Of course, the interaction with that type of theology didn't end. As we grew older, we were invited to attend youth group meetings with friends. At one such, there was a movie series on "the end times." It was a series of films produced in the mid-1970s that attempted to bring the Book of Revelation up to date. Poorly shot, they had the flavor, and perhaps some of the intent to frighten, as those campy drive-in horror movies of the same era. There were usually teenagers, about our age, struggling to find faith in the face of the apocalypse. One (or a very few) would find their faith, and inevitably several would lose theirs...some would go to heaven and be with Jesus and others would be destroyed/burned/condemned/shipped off to some scary place-either a concentration camp or hell. And yes, there was usually a speaker afterwards who would invite us up to receive Jesus as our personal savior...so that we could avoid the tribulation and be ready when the last trumpet would sound to meet Jesus in the sky.

These chapters of Revelation that we are heading into present some frightening images of what John's end times were looking like as visions unfolded before him. Beast rising from the sea and from the land threaten both our day-to-day lives and our relationships with each other and the Divine. The struggles between light and dark, between factions in heaven and those in our own hearts are transformed into earth-shaking behemoths who demand not only our attention, but also the subjugation of all the is good, right and just.

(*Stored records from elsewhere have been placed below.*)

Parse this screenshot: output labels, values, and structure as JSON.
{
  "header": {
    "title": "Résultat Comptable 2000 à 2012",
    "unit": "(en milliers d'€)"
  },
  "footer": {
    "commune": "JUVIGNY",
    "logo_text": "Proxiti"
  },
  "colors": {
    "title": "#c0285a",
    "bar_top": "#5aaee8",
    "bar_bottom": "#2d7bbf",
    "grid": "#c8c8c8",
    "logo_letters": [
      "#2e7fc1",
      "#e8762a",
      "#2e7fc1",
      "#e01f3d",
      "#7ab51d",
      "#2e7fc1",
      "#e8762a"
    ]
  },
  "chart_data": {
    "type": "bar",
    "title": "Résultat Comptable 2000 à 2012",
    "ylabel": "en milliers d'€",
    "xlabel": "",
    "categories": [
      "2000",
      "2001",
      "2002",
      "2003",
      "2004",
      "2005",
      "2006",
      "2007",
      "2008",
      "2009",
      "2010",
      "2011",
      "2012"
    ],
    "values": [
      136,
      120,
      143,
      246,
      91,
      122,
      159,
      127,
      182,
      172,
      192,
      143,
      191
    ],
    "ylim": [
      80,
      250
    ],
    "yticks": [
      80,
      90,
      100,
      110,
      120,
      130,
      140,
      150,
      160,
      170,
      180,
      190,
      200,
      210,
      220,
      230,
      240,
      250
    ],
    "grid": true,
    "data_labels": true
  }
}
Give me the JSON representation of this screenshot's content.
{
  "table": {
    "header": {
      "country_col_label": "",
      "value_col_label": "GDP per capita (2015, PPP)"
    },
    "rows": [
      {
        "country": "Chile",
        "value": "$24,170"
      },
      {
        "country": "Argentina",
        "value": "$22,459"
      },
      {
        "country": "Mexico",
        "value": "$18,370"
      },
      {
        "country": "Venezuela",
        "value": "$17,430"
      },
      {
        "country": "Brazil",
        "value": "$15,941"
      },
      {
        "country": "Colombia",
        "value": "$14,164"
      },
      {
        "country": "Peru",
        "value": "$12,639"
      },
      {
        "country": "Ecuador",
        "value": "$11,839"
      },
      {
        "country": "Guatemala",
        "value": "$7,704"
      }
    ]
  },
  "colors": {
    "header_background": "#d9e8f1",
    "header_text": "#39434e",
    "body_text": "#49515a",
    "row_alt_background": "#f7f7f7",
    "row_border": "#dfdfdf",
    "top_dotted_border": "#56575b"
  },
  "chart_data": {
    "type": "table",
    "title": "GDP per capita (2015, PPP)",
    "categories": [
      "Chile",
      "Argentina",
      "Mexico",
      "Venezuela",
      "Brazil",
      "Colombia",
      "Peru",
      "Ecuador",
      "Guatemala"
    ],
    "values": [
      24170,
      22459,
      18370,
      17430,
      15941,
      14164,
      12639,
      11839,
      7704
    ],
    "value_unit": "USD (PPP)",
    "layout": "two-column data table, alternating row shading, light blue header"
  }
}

I think the truth that these visions are trying to articulate is actually found at a deeper level than one that intends to scare the little child in each of us into submission to God. John's apocalypse is at once universal and also his own personal experience of the struggle of creation to turn back to God, and in God's desire to draw creation back to union with its creator's will when the white noise of sin clouds the connections. By depicting that struggle on a cosmic scale, he reminds us that our walk with God in Christ is more than JUST a personal victory over sin and death when we embrace Jesus as our Lord and Savior. Our walk is also a corporate discovery of what it means to live, love, pray, hope and grow in community with each other as well. It's a reminder that salvation is more than just a balance-sheet equation wherein we strive as the faithful to ransom as many people as we can from the temptation to embrace the "Mark of the Best." It is more than scaring little kids (or any who are infants in faith) into relationship with Jesus. It is ultimately a bearing of witness to a God who creates, redeems and then sustains a creation that isn't quite yet all that it might be (and in a people who are not all that they might be, either).

It's funny, those apocalyptic visions still scare me from time to time; but not for the reasons my own 9-year old self was scared. I see/hear/read these accounts now with an awareness that the struggle for faith and hope really is a cosmic battle; but that it will not be won by terror. As we read on, more and more we see that the one true ransom for sin has already been paid, and that even as we move through the tribulations of life (daily or otherwise), it is the love of Christ already poured out that has the story wrapped up in our favor. We are saved...and like John, it is now up to us to realize that truth and then share it with boldness.

The mark of the beast then will have no power over us.